The following is the first part of the sermon I preached today, Palm Sunday 2021, at Cooks Point United Methodist Church. Maybe it will resonate with you…maybe there is something about your story that you are ready to change. God bless…
Things to Come
FOCUS: We begin a final journey with Jesus, but find it is not the end, but the beginning of a walk with the Resurrected Lord.
CHANGING YOUR STORY
Last week we talked about changing our story, taking the promises of God and stepping into them, claiming them as our story, too. Sometimes we change the hand we’ve been dealt — like when we grow up in an abusive or drug-filled home and decide that this generational curse stops with us. Or maybe we decide to change the way we think, and decide we will serve in the kingdom of God and not in the kingdom of this world. We can be transformed by the renewing of our mind rather than be conformed to the world. (Romans 12: 1-2)

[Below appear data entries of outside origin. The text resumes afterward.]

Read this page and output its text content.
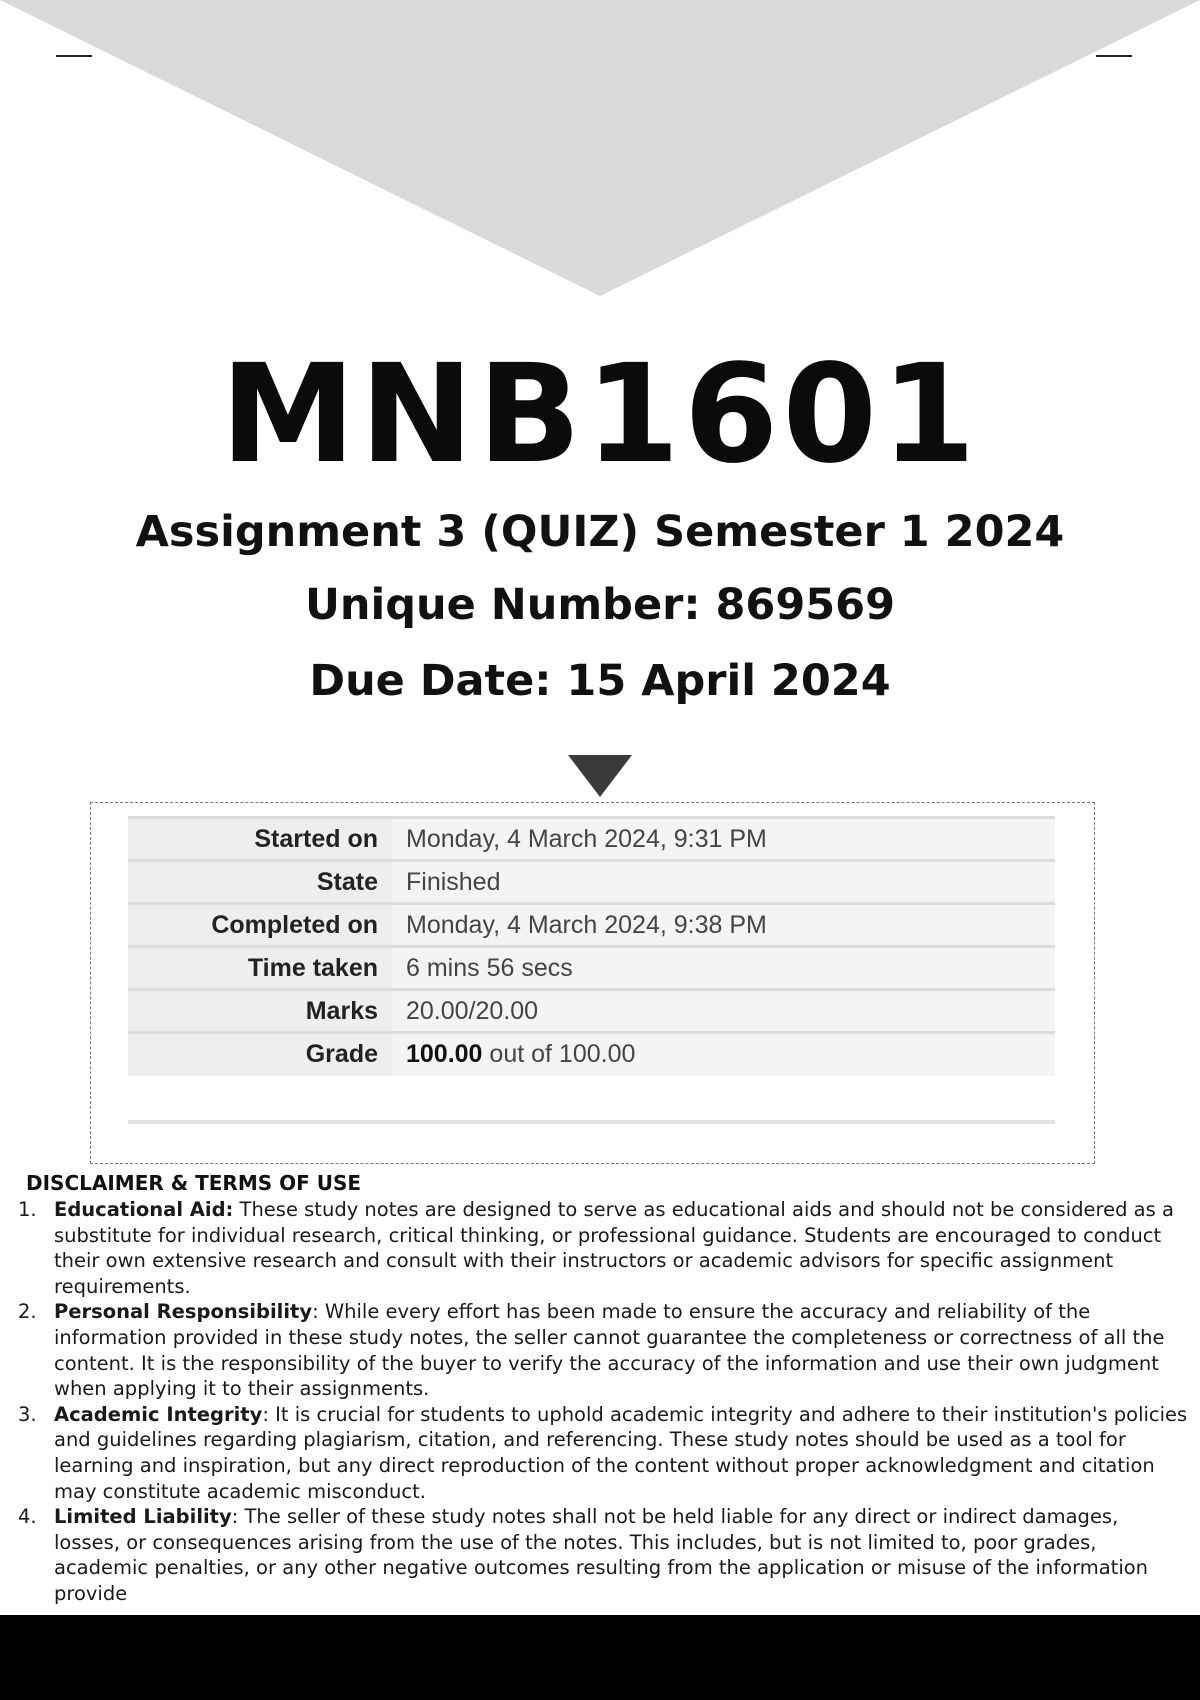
MNB1601
Assignment 3 (QUIZ) Semester 1 2024
Unique Number: 869569
Due Date: 15 April 2024
Started on	Monday, 4 March 2024, 9:31 PM
State	Finished
Completed on	Monday, 4 March 2024, 9:38 PM
Time taken	6 mins 56 secs
Marks	20.00/20.00
Grade	100.00 out of 100.00
DISCLAIMER & TERMS OF USE
1. Educational Aid: These study notes are designed to serve as educational aids and should not be considered as a substitute for individual research, critical thinking, or professional guidance. Students are encouraged to conduct their own extensive research and consult with their instructors or academic advisors for specific assignment requirements.
2. Personal Responsibility: While every effort has been made to ensure the accuracy and reliability of the information provided in these study notes, the seller cannot guarantee the completeness or correctness of all the content. It is the responsibility of the buyer to verify the accuracy of the information and use their own judgment when applying it to their assignments.
3. Academic Integrity: It is crucial for students to uphold academic integrity and adhere to their institution's policies and guidelines regarding plagiarism, citation, and referencing. These study notes should be used as a tool for learning and inspiration, but any direct reproduction of the content without proper acknowledgment and citation may constitute academic misconduct.
4. Limited Liability: The seller of these study notes shall not be held liable for any direct or indirect damages, losses, or consequences arising from the use of the notes. This includes, but is not limited to, poor grades, academic penalties, or any other negative outcomes resulting from the application or misuse of the information provide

This is a special day for me, and I’m glad to be here with all of you here and for those who might hear this later. Early one morning in 1981, I went to church for the first time as a volunteer, as a seeker, as someone who wanted to know more about what was going on. I grew up in the church, but I hadn’t been part of a church since I left home. I was single, and living in an apartment with a roommate.
One night we had some folks over for dinner and I cooked and we set the table and it looked nice.
My roommate Will said something like: ‘This looks great! We should say grace over this! Frank, why don’t you pray before we start?”
I was surprised. We didn’t do that. And I looked at him and said no.
“Okay, I will, then,” he said.
I didn’t hear what he said or much of anything for a while. I was a little shocked that I had such a strong reaction to being asked to pray. I didn’t know where I stood with God. I told people I was “agnostic”, but I didn’t really know what that meant and it sounded kinda cool and I liked that because I was a young man in my mid 20s.
I realized I didn’t know what I believed in, and I wasn’t going to make pretend about something that important. So that started me on a journey.
Several months later I went to an early morning service at St. Peter’s Episcopal Church in Pasadena – early enough so that I would not run into anyone I knew – and began a pilgrimage which is still ongoing.
It was Palm Sunday. Kids came in waving palm branches and there were hymns I’d never heard and there was a festiveness, a celebration, that I wasn’t used to from my church experiences.
I’ve told this story before elsewhere, and I’ll probably tell it again, because good stories, faith forming stories, life-changing stories, are worth telling and hearing again and again. Coming to church on that Palm Sunday 40 years ago began a process that changed my life and the lives of others, and maybe that can happen for somebody here today. So we tell these stories of the Gospel, we tell these stories of Jesus, and we tell stories of lives changed knowing that God is still in the life-changing business, and gives us a chance to join in the parade.